Se detuvo a mirar la escena. El jardín estaba decorado de lujo, bañado por luces doradas y plateadas que daban un toque mágico. En el centro, un letrero rosa y azul que decía «Baby Shower» lucía orgulloso, rodeado de flores y listones.

Con una sonrisa cálida, caminó hacia sus conocidos cerca de la entrada. Vio a Hobi entre ellos, quien lo saludó con la mano y una burla en los labios.

«¡Ey, Tae! ¿Vienes directo del estudio?», preguntó Hobi con mucha confianza.

«Hola, Hobi-hyung», respondió Taehyung con su clásica sonrisa cuadrada mientras le daba la mano. «Sí, acabo de terminar una sesión. Me vine volando».

«Pues llegaste a tiempo», rió Hobi, y luego bajó la voz fingiendo seriedad. «Pero escucha bien, hagas lo que hagas, no te acerques a mi tía por ahora. No está muy de buenas».

Taehyung soltó una carcajada. «¿Ah, sí? ¿Y ahora qué hice?».
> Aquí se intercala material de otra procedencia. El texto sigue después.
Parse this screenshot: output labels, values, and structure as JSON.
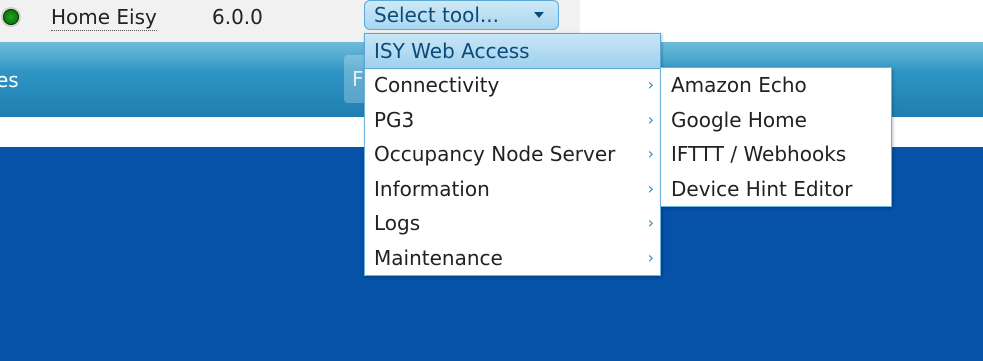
{
  "device": {
    "name": "Home Eisy",
    "version": "6.0.0",
    "status_color": "#1ea31e"
  },
  "tool_select": {
    "label": "Select tool..."
  },
  "nav": {
    "left_fragment": "es",
    "right_fragment": "F"
  },
  "menu": {
    "items": [
      {
        "label": "ISY Web Access",
        "has_submenu": false
      },
      {
        "label": "Connectivity",
        "has_submenu": true
      },
      {
        "label": "PG3",
        "has_submenu": true
      },
      {
        "label": "Occupancy Node Server",
        "has_submenu": true
      },
      {
        "label": "Information",
        "has_submenu": true
      },
      {
        "label": "Logs",
        "has_submenu": true
      },
      {
        "label": "Maintenance",
        "has_submenu": true
      }
    ],
    "arrow_glyph": "›"
  },
  "submenu": {
    "items": [
      {
        "label": "Amazon Echo"
      },
      {
        "label": "Google Home"
      },
      {
        "label": "IFTTT / Webhooks"
      },
      {
        "label": "Device Hint Editor"
      }
    ]
  },
  "colors": {
    "nav_blue": "#2a8fbf",
    "page_blue": "#0552a8",
    "accent": "#5aa9d6"
  }
}
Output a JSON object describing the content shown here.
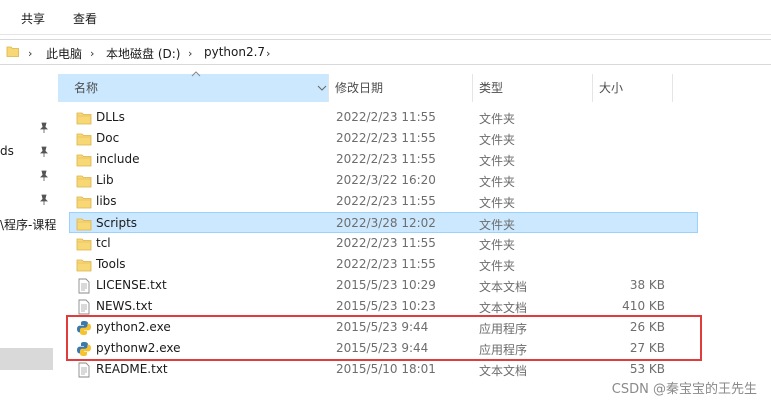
{
  "ribbon": {
    "tabs": [
      {
        "label": "共享"
      },
      {
        "label": "查看"
      }
    ]
  },
  "address": {
    "crumbs": [
      {
        "label": "此电脑"
      },
      {
        "label": "本地磁盘 (D:)"
      },
      {
        "label": "python2.7"
      }
    ]
  },
  "nav": {
    "items": [
      {
        "label": "ds"
      },
      {
        "label": "\\程序-课程"
      }
    ]
  },
  "columns": {
    "name": "名称",
    "date": "修改日期",
    "type": "类型",
    "size": "大小"
  },
  "files": [
    {
      "name": "DLLs",
      "date": "2022/2/23 11:55",
      "type": "文件夹",
      "size": "",
      "icon": "folder-icon"
    },
    {
      "name": "Doc",
      "date": "2022/2/23 11:55",
      "type": "文件夹",
      "size": "",
      "icon": "folder-icon"
    },
    {
      "name": "include",
      "date": "2022/2/23 11:55",
      "type": "文件夹",
      "size": "",
      "icon": "folder-icon"
    },
    {
      "name": "Lib",
      "date": "2022/3/22 16:20",
      "type": "文件夹",
      "size": "",
      "icon": "folder-icon"
    },
    {
      "name": "libs",
      "date": "2022/2/23 11:55",
      "type": "文件夹",
      "size": "",
      "icon": "folder-icon"
    },
    {
      "name": "Scripts",
      "date": "2022/3/28 12:02",
      "type": "文件夹",
      "size": "",
      "icon": "folder-icon",
      "selected": true
    },
    {
      "name": "tcl",
      "date": "2022/2/23 11:55",
      "type": "文件夹",
      "size": "",
      "icon": "folder-icon"
    },
    {
      "name": "Tools",
      "date": "2022/2/23 11:55",
      "type": "文件夹",
      "size": "",
      "icon": "folder-icon"
    },
    {
      "name": "LICENSE.txt",
      "date": "2015/5/23 10:29",
      "type": "文本文档",
      "size": "38 KB",
      "icon": "text-file-icon"
    },
    {
      "name": "NEWS.txt",
      "date": "2015/5/23 10:23",
      "type": "文本文档",
      "size": "410 KB",
      "icon": "text-file-icon"
    },
    {
      "name": "python2.exe",
      "date": "2015/5/23 9:44",
      "type": "应用程序",
      "size": "26 KB",
      "icon": "python-icon"
    },
    {
      "name": "pythonw2.exe",
      "date": "2015/5/23 9:44",
      "type": "应用程序",
      "size": "27 KB",
      "icon": "python-icon"
    },
    {
      "name": "README.txt",
      "date": "2015/5/10 18:01",
      "type": "文本文档",
      "size": "53 KB",
      "icon": "text-file-icon"
    }
  ],
  "watermark": "CSDN @秦宝宝的王先生",
  "colors": {
    "selection": "#cce8ff",
    "selection_border": "#99d1ff",
    "highlight_box": "#e03c3c",
    "folder": "#f8d775"
  }
}
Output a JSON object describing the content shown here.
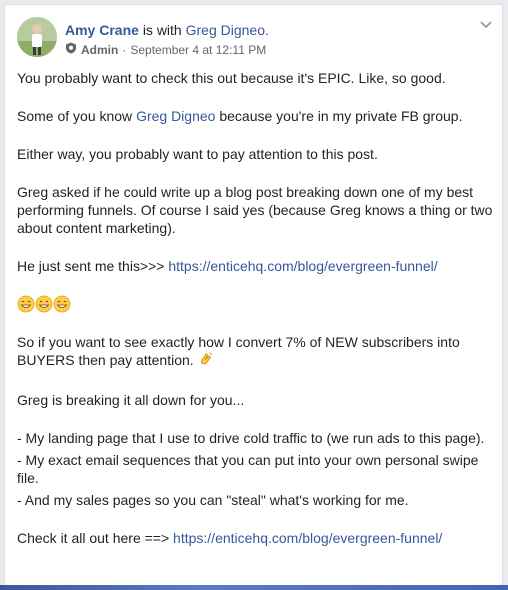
{
  "post": {
    "author": "Amy Crane",
    "is_with_text": "is with",
    "tagged": "Greg Digneo.",
    "role": "Admin",
    "separator": "·",
    "timestamp": "September 4 at 12:11 PM",
    "paragraphs": {
      "p1": "You probably want to check this out because it's EPIC. Like, so good.",
      "p2a": "Some of you know",
      "p2_link": "Greg Digneo",
      "p2b": "because you're in my private FB group.",
      "p3": "Either way, you probably want to pay attention to this post.",
      "p4": "Greg asked if he could write up a blog post breaking down one of my best performing funnels. Of course I said yes (because Greg knows a thing or two about content marketing).",
      "p5a": "He just sent me this>>>",
      "p5_link": "https://enticehq.com/blog/evergreen-funnel/",
      "p7": "So if you want to see exactly how I convert 7% of NEW subscribers into BUYERS then pay attention.",
      "p8": "Greg is breaking it all down for you...",
      "b1": "- My landing page that I use to drive cold traffic to (we run ads to this page).",
      "b2": "- My exact email sequences that you can put into your own personal swipe file.",
      "b3": "- And my sales pages so you can \"steal\" what's working for me.",
      "p9a": "Check it all out here ==>",
      "p9_link": "https://enticehq.com/blog/evergreen-funnel/"
    },
    "emoji": [
      "grinning-face-emoji",
      "grinning-face-emoji",
      "grinning-face-emoji",
      "clapping-hands-emoji"
    ]
  },
  "colors": {
    "link": "#365899",
    "text": "#1d2129",
    "meta": "#616770",
    "background": "#e9ebee"
  }
}
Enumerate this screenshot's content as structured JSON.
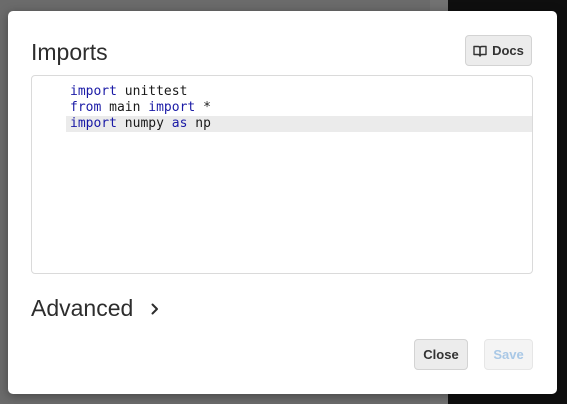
{
  "dialog": {
    "title": "Imports",
    "docs_button": {
      "label": "Docs",
      "icon": "book-open-icon"
    },
    "editor": {
      "lines": [
        {
          "tokens": [
            {
              "text": "import",
              "kw": true
            },
            {
              "text": " unittest",
              "kw": false
            }
          ]
        },
        {
          "tokens": [
            {
              "text": "from",
              "kw": true
            },
            {
              "text": " main ",
              "kw": false
            },
            {
              "text": "import",
              "kw": true
            },
            {
              "text": " *",
              "kw": false
            }
          ]
        },
        {
          "tokens": [
            {
              "text": "import",
              "kw": true
            },
            {
              "text": " numpy ",
              "kw": false
            },
            {
              "text": "as",
              "kw": true
            },
            {
              "text": " np",
              "kw": false
            }
          ]
        }
      ],
      "active_line": 3
    },
    "advanced": {
      "label": "Advanced",
      "icon": "chevron-right-icon"
    },
    "close_button": {
      "label": "Close"
    },
    "save_button": {
      "label": "Save",
      "disabled": true
    }
  },
  "colors": {
    "keyword": "#1a1aa6",
    "save_disabled_text": "#a9c8e6"
  }
}
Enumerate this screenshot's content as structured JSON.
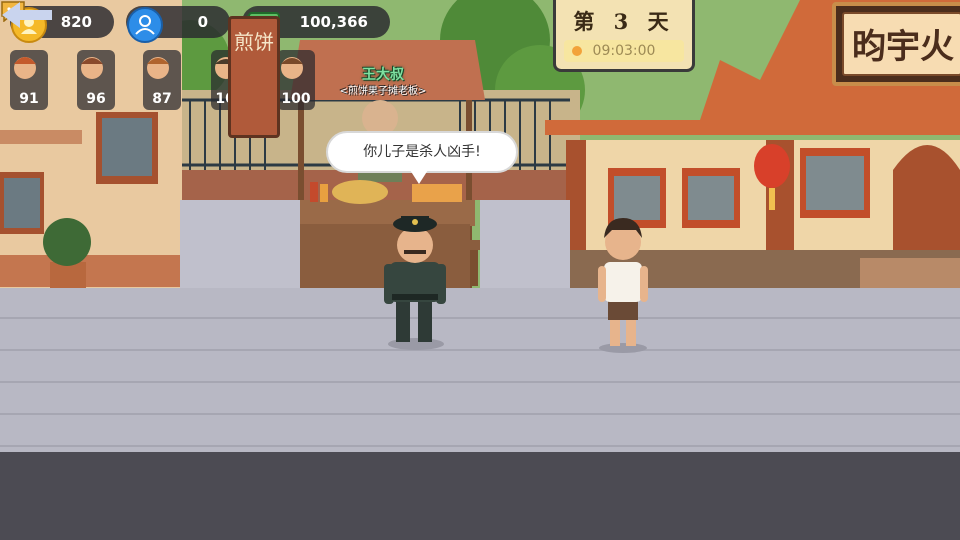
{
  "hud": {
    "coins": "820",
    "followers": "0",
    "cash": "100,366"
  },
  "npc_status": [
    {
      "id": "npc-1",
      "value": "91"
    },
    {
      "id": "npc-2",
      "value": "96"
    },
    {
      "id": "npc-3",
      "value": "87"
    },
    {
      "id": "npc-4",
      "value": "100"
    },
    {
      "id": "npc-5",
      "value": "100"
    }
  ],
  "day_panel": {
    "day_label": "第 3 天",
    "time": "09:03:00"
  },
  "shop_sign": "昀宇火",
  "stall_sign": "煎饼",
  "stall_owner": {
    "name": "王大叔",
    "title": "<煎饼果子摊老板>"
  },
  "dialogue": "你儿子是杀人凶手!",
  "icons": {
    "coin": "coin-icon",
    "user": "user-icon",
    "cash": "cash-stack-icon",
    "back": "back-arrow-icon",
    "chat": "chat-bubble-icon",
    "clock": "sun-dot-icon"
  },
  "colors": {
    "hud_bg": "#28282e",
    "coin": "#f5b928",
    "user": "#2d8de8",
    "cash": "#3fa44a",
    "day_panel": "#f3e2b3",
    "name_green": "#7ee0a0"
  }
}
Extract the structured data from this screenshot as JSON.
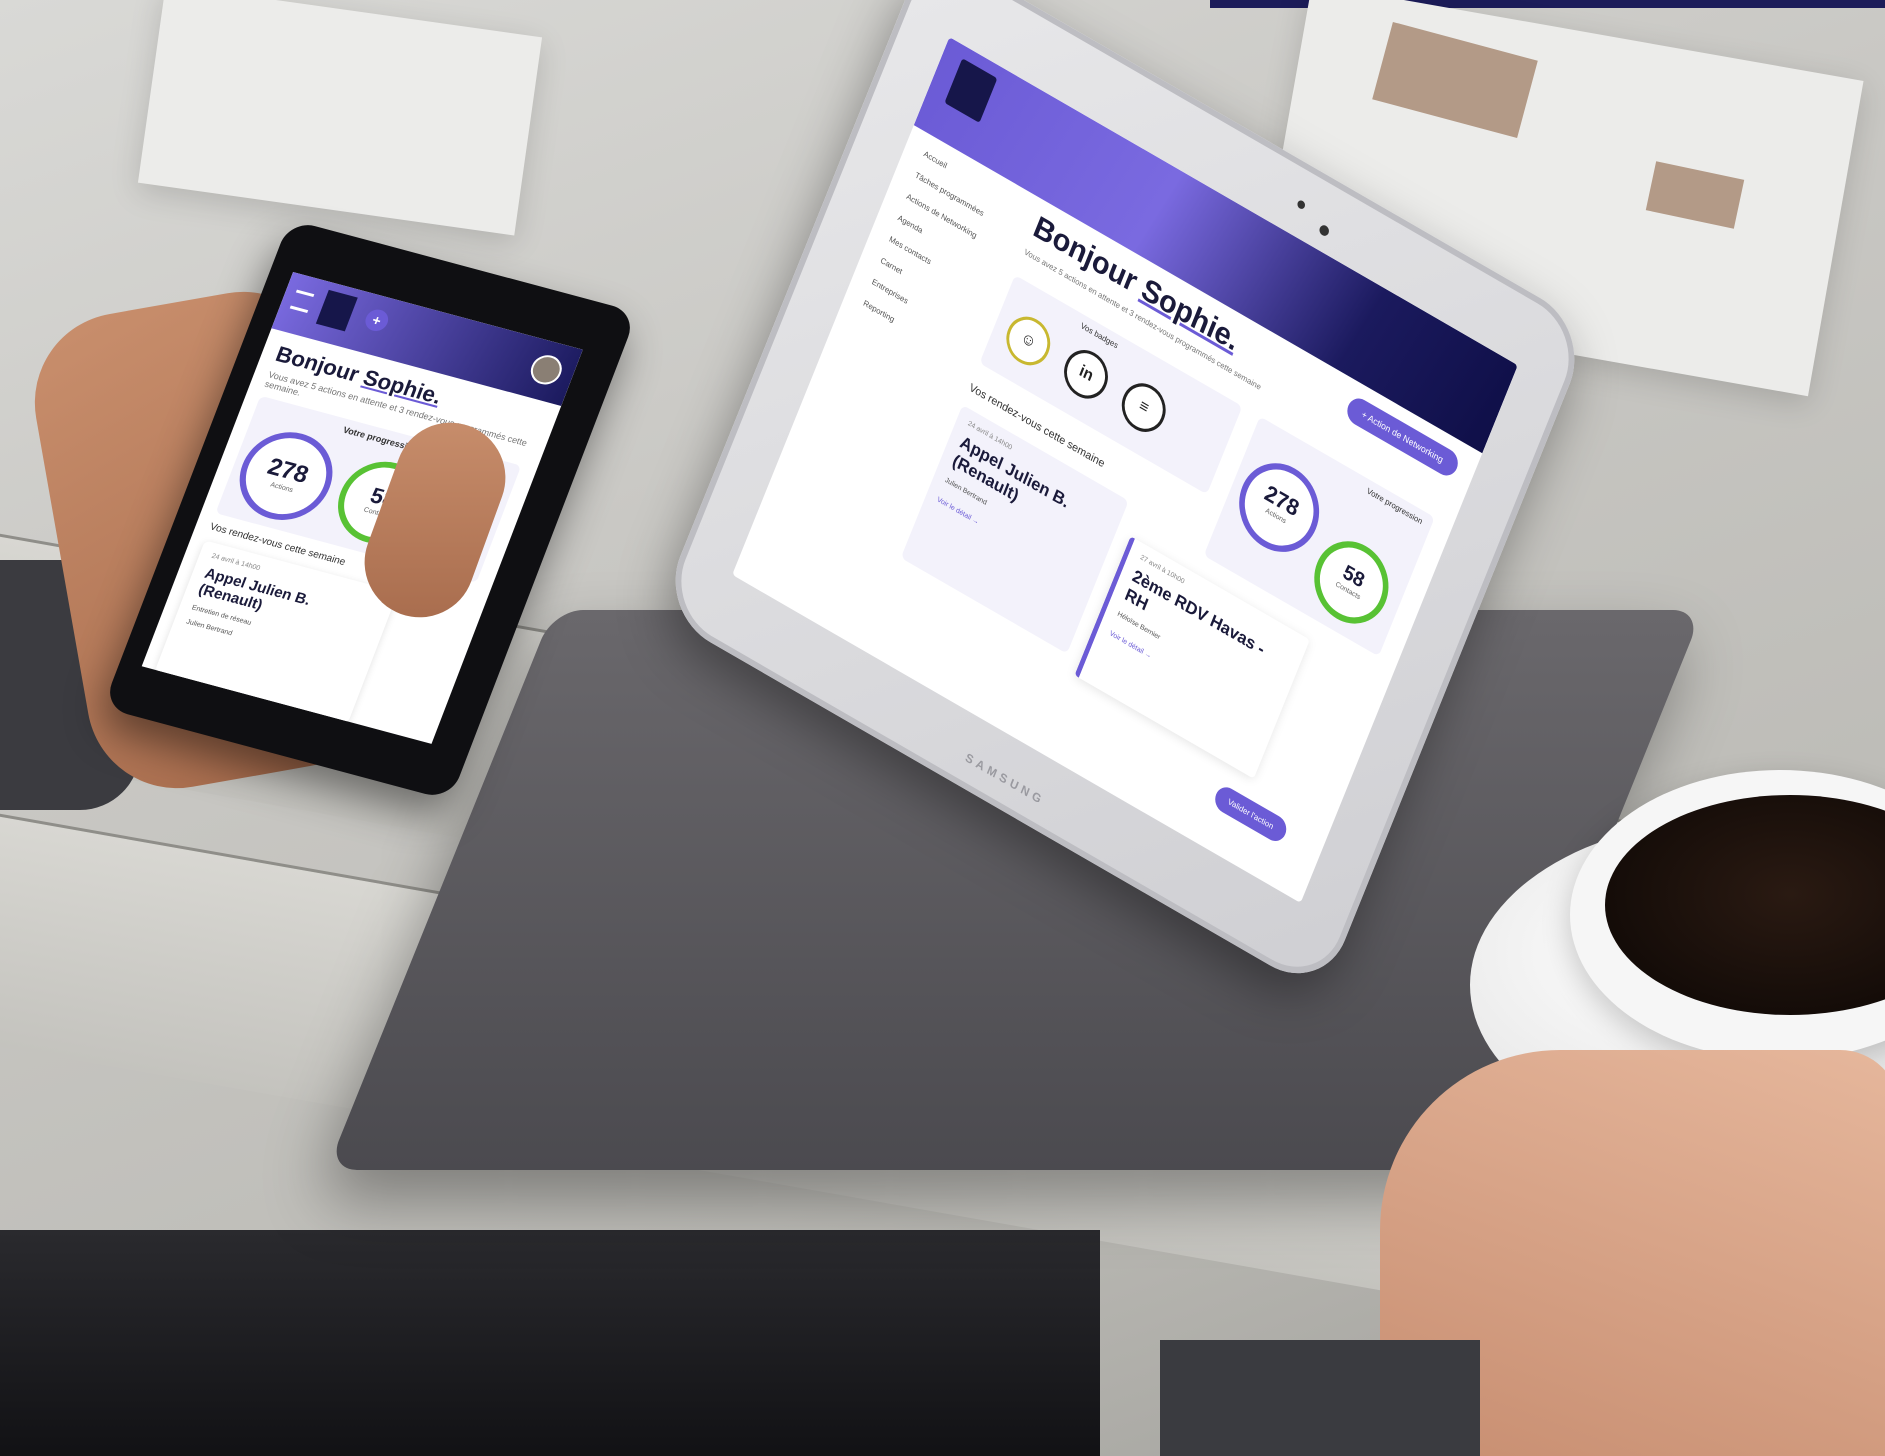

«Esta vez no fuiste tú», dijo Hobi sonriendo. «Es solo que... ya sabes cómo se pone en estos eventos». Se acercó más y susurró: «Pero buena suerte intentando calmarla».

Taehyung negó con la cabeza riendo. «Mmm, entonces tengo chamba por delante», respondió. Su mirada se dirigió a su hermano mayor, Seojoon, que estaba a unos pasos con una copa de champaña y los miraba divertido.

«¡Tae, lo lograste! A ver... ¿qué crees que sea esta vez, niño o niña?», preguntó Seojoon con una sonrisa, brindando al aire.

Taehyung rió pensando su respuesta. «Mmm... niña», adivinó con ojos brillantes. «Pero no me molestaría que fuera sorpresa».

Seojoon asintió orgulloso. «¡Le atinaste, es niña! La princesita número tres», anunció.

Taehyung echó la cabeza hacia atrás riendo. «Pobre de nuestro Jae, va a ser el único guerrero en un castillo lleno de princesas. Se las va a ver negras», bromeó mirando hacia la casa, donde un pariente cargaba a su sobrino.

Seojoon le ofreció una copa, pero Taehyung no aceptó. «Gracias, pero tengo que manejar de regreso. Necesito andar al cien».

Seojoon asintió y le dio un trago a su propia copa.

«Bueno, sigan en lo suyo. Voy adentro a ver cómo está el terreno», dijo Taehyung con una sonrisa traviesa.

«Jajaja, sale. Ve directo con mi mamá para que te ponga una buena regañada», dijo Seojoon riendo con Hobi.

«Pues recen por mí», gritó Taehyung mientras caminaba hacia la casa, saludando a los invitados que pasaban.

El murmullo de las pláticas, las risas y el olor a flores con pan dulce lo envolvieron como un abrazo. Todo el lugar brillaba con amor y alegría.

Al cruzar la puerta principal, vio a su otro hermano, Yoongi. Estaba con un grupo pequeño; se veía tranquilo pero sus ojos se iluminaron al ver a Taehyung.

«¡Yoongi-hyung!», saludó Taehyung con una reverencia respetuosa.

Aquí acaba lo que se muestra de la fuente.